GREENFIELD — Hancock County Commissioners took action Tuesday to begin the process of borrowing money to cover the cost of repairs and upgrades to several county buildings.
The commissioners voted Tuesday to adopt a resolution that states the county will seek a bond for almost $2 million to pay for immediate maintenance needs. An estimated $1.4 million would be spent at the jail, and $519,000 would be divided among other county buildings.
The loan proposal will go to the county council for further consideration. A formal public hearing will be conducted before the council votes on the bond, county attorney Ray Richardson said.
Funds likely would appear in the county’s bank account no sooner than November if the resolution is approved, he added.
Discussions about taking out a loan began while developing the county’s 2016 budget. County leaders identified projects they said need to be addressed but exceeded the funds available to the county for maintenance, commissioner Brad Armstrong said.
A tentative list of repairs has been written.
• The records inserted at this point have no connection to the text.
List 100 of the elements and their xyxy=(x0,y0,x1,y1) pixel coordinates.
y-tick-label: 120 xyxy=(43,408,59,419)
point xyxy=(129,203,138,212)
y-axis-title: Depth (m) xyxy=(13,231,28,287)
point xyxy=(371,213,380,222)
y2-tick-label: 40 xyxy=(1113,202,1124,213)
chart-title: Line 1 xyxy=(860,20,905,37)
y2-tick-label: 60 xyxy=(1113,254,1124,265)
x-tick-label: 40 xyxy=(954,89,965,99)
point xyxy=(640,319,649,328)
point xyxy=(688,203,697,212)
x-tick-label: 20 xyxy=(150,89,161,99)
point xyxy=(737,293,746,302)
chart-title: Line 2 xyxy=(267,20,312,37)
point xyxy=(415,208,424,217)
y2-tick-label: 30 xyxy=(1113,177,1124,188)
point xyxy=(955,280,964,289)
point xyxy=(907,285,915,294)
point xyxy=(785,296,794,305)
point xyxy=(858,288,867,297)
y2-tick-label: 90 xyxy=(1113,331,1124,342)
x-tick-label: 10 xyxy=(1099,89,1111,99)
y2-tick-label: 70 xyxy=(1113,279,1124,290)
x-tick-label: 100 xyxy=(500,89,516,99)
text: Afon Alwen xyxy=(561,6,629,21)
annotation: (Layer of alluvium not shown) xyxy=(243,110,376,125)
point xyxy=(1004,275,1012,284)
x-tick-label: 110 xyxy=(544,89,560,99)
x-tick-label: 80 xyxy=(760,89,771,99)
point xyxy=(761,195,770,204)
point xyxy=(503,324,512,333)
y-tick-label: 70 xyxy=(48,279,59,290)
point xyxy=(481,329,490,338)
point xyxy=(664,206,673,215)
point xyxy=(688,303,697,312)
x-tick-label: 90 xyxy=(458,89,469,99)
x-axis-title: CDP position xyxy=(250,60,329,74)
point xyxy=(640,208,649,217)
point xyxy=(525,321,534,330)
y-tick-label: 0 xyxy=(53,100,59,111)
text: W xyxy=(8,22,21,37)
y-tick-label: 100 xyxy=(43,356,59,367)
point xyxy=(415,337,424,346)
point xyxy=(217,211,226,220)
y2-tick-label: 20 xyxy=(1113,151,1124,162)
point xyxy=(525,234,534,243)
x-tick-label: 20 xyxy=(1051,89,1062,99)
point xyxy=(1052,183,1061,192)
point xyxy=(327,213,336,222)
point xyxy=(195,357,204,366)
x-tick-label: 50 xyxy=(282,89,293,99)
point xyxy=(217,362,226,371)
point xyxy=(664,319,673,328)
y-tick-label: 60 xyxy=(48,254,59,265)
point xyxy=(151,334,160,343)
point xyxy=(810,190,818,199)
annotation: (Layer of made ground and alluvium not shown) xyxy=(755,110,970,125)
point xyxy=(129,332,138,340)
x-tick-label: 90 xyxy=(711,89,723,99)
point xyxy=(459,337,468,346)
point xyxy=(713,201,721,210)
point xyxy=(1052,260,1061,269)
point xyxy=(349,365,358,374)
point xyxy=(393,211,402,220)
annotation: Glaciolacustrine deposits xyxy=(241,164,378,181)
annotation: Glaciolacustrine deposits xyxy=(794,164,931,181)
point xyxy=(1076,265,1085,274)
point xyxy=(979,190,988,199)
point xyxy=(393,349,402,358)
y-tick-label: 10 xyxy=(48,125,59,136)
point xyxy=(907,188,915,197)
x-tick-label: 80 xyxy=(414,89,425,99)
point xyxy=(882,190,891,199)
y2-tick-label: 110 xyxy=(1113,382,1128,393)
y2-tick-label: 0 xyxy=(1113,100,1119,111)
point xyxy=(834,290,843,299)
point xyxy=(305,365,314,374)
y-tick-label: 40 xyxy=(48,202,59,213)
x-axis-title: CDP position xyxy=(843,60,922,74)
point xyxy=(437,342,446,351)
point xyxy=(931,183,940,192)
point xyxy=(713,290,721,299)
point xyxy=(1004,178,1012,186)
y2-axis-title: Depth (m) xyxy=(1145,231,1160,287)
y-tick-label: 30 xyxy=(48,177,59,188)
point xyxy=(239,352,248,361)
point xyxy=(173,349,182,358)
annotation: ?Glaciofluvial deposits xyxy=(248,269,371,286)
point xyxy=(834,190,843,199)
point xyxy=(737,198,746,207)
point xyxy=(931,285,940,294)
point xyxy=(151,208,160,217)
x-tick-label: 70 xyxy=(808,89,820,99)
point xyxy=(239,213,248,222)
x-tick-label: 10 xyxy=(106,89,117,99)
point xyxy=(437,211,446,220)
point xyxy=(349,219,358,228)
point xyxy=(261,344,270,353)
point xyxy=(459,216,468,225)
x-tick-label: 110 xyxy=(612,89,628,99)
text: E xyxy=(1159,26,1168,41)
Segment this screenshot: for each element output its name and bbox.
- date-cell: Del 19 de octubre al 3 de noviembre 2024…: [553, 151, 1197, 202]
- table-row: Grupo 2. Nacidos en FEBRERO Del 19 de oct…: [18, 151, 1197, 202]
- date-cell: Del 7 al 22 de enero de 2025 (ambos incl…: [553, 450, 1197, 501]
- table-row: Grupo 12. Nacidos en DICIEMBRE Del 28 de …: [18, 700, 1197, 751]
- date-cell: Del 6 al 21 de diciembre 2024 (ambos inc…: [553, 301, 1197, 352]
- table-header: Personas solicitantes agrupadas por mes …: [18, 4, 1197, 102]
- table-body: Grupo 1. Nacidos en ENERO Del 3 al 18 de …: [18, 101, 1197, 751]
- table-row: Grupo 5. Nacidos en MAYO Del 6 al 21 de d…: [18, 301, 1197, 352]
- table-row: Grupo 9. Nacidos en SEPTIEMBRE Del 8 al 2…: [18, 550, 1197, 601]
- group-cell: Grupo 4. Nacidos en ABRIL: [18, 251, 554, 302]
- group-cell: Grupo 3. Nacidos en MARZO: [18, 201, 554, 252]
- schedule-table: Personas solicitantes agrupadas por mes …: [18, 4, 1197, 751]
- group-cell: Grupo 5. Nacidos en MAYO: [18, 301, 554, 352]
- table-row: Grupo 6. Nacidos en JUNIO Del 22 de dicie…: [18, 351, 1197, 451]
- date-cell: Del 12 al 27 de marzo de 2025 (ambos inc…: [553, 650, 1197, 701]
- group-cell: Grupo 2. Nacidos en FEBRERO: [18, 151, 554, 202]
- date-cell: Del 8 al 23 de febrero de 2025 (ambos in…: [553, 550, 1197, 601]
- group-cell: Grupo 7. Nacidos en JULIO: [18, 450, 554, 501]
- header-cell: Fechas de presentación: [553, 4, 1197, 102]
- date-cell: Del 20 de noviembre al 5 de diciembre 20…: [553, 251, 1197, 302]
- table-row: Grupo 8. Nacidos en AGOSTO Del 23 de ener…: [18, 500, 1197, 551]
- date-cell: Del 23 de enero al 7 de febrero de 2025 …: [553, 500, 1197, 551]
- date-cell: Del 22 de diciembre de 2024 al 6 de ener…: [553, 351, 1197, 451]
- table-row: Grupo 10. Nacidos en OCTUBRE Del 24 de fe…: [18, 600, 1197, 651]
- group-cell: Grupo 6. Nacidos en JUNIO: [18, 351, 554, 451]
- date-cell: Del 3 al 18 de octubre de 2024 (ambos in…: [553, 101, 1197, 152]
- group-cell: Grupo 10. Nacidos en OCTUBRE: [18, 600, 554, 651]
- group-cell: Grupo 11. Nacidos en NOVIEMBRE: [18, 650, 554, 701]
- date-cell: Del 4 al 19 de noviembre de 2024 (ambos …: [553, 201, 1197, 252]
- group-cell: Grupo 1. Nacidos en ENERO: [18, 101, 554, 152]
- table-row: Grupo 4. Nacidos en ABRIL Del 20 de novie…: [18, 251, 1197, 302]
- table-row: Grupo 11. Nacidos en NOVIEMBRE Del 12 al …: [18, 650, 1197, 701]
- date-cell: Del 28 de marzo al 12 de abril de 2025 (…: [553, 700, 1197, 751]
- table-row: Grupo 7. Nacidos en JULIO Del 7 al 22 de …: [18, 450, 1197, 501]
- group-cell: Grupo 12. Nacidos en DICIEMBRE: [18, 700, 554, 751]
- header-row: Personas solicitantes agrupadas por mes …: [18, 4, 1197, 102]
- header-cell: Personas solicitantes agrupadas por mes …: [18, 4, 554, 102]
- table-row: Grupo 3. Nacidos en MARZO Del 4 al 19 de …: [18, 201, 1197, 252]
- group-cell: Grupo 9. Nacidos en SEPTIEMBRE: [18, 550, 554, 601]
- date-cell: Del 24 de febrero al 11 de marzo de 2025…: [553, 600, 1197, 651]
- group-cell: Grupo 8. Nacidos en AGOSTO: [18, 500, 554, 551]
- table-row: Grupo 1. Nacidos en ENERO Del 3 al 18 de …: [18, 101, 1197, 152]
Here’s a look at the estimated cost of repairs for each building:
•Hancock County Jail: $1,480,000
•Hancock County Courthouse: $88,000
•Hancock County Courthouse Annex: $82,000
•Hancock County Prosecutor’s Office: $115,000
•Memorial Building: $150,000
•Hancock County Community Corrections: $21,000
•Hancock County Emergency Operations Center: $3,000
•Hancock County Highway Department: $40,000
•Hancock County Purdue Extension: $20,000
The bond already has been met with some resistance by residents who believe officials should use their reserve funds before pursuing a loan.
“I think you can do what you’re trying to do without a bond issue,” Greenfield resident George Langston said. “Bonding should be set aside for high-dollar items or if some disaster happens. But when we just willy-nilly have a bond for the sake of having a bond, it doesn’t make sense.”
But officials said they believe a loan is the best way to pay for specific needs with minimal impact to residents and county savings, Armstrong said.
County Auditor Robin Lowder said public officials have worked hard to build up the county’s savings accounts to a safe operating level and most county leaders aren’t ready to see those funds depleted. She explained at Tuesday’s meeting that the county starts each year with a $36 million budget and ends each year with about $14 million.
“That really is not that much money, and we’ve worked hard to get to this cash balance,” Lowder said. “As an individual, would you spend yourself down to almost nothing? We have to protect this county.”
Armstrong also said the county should protect its cash reserves.
“There is money in the bank, (but) I look at rainy-day money as being for emergency expenses not as a cash balance,” Armstrong added. “I guess, technically, a county could go bankrupt, but that’s not something I’m interested in doing. I’m interested in managing this county so that we will never be in that position.”